Wojciech Cejrowski ponownie był gościem Michała Rachonia. Skomentował m.in. wyrok sądu, który nakazał Krzysztofowi Wyszkowskiemu przeprosić Lecha Wałęsę za nazwanie go „Bolkiem”.

„Głupi taki sąd, bo to jest traktowanie literalne poprzedniego wyroku. Ten sąd powiedział nawet coś takiego, że nie zmieniło się nic w systemie prawnym, co podważałoby tamten wyrok. Sąd nie odniósł się do rzeczywistości” – powiedział i dodał: „Od tamtego czasu były liczne książki, wypłynęły liczne dokumenty z IPN, różne rzeczy się pokazały, a sąd odniósł się do starego wyroku”.

Według Cejrowskiego powinno się komentować wyroki sądowe, ponieważ sędziowie pracują za pieniądze obywateli. „Mam prawo komentować fuszerkę” — stwierdził.

„Nie wiem, czemu konkretnie ta pani tak zrobiła, ale została wykształcona w złym systemie.
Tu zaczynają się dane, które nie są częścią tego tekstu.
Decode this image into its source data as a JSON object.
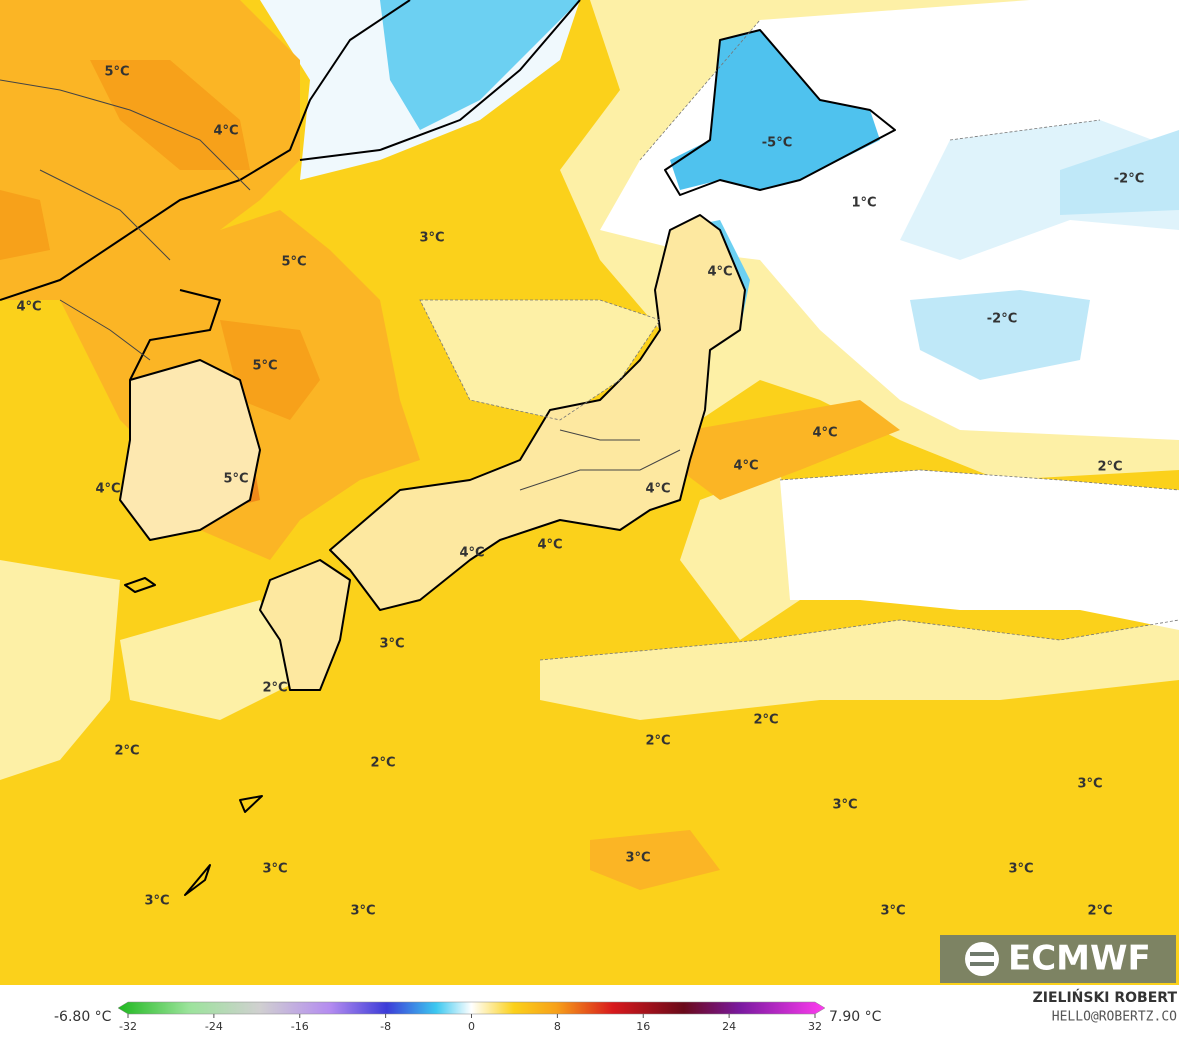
{
  "map": {
    "contour_labels": [
      "5°C",
      "4°C",
      "3°C",
      "5°C",
      "4°C",
      "5°C",
      "-5°C",
      "1°C",
      "-2°C",
      "4°C",
      "-2°C",
      "4°C",
      "4°C",
      "2°C",
      "5°C",
      "4°C",
      "4°C",
      "4°C",
      "4°C",
      "3°C",
      "2°C",
      "2°C",
      "2°C",
      "2°C",
      "2°C",
      "3°C",
      "3°C",
      "3°C",
      "3°C",
      "3°C",
      "3°C",
      "3°C",
      "3°C",
      "2°C"
    ],
    "logo": "ECMWF"
  },
  "colorbar": {
    "min_label": "-6.80 °C",
    "max_label": "7.90 °C",
    "range": [
      -32,
      32
    ],
    "ticks": [
      -32,
      -24,
      -16,
      -8,
      0,
      8,
      16,
      24,
      32
    ]
  },
  "credits": {
    "author": "ZIELIŃSKI ROBERT",
    "contact": "HELLO@ROBERTZ.CO"
  }
}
Ten system jest dziedziczony z czasów stalinowskich. To komuchy, dzieci komuchów, wnuki komuchów i uczniowie komuchów”.

„Jeśli widzę, że jakiś profesor broni się przed lustracją, to pytam się – dlaczego? Mnie można zlustrować (…). Natomiast jak ktoś się broni przed przeczytaniem jego teczki, to mogę mieć podejrzenia, że to śmierdzi jakąś współpracą”.

Cejrowski w dosadnych słowach podkreślił także, jak powinno się podejść do Hanny Gronkiewicz-Waltz, która unika Komisji Weryfikacyjnej ds. reprywatyzacji. „Babeczka nie stawia się przed sądem, to trzeba wysłać policję z budą, wziąć ją za pludry i doprowadzić siłą” — powiedział.

„Próbuje się oddzielić osobę od piastowanego urzędu. Urząd to nie jest pusty budynek, to człowiek, który sprawuje ten urząd w danym okresie. Kogo mamy wzywać ? Pusty fotel? Ona nie stawia się fizycznie. Nie chcemy gadać z nią prywatnie, ale z urzędnikiem. Ma przyjść, a jak nie, to wysłać po nią policję” — skomentował.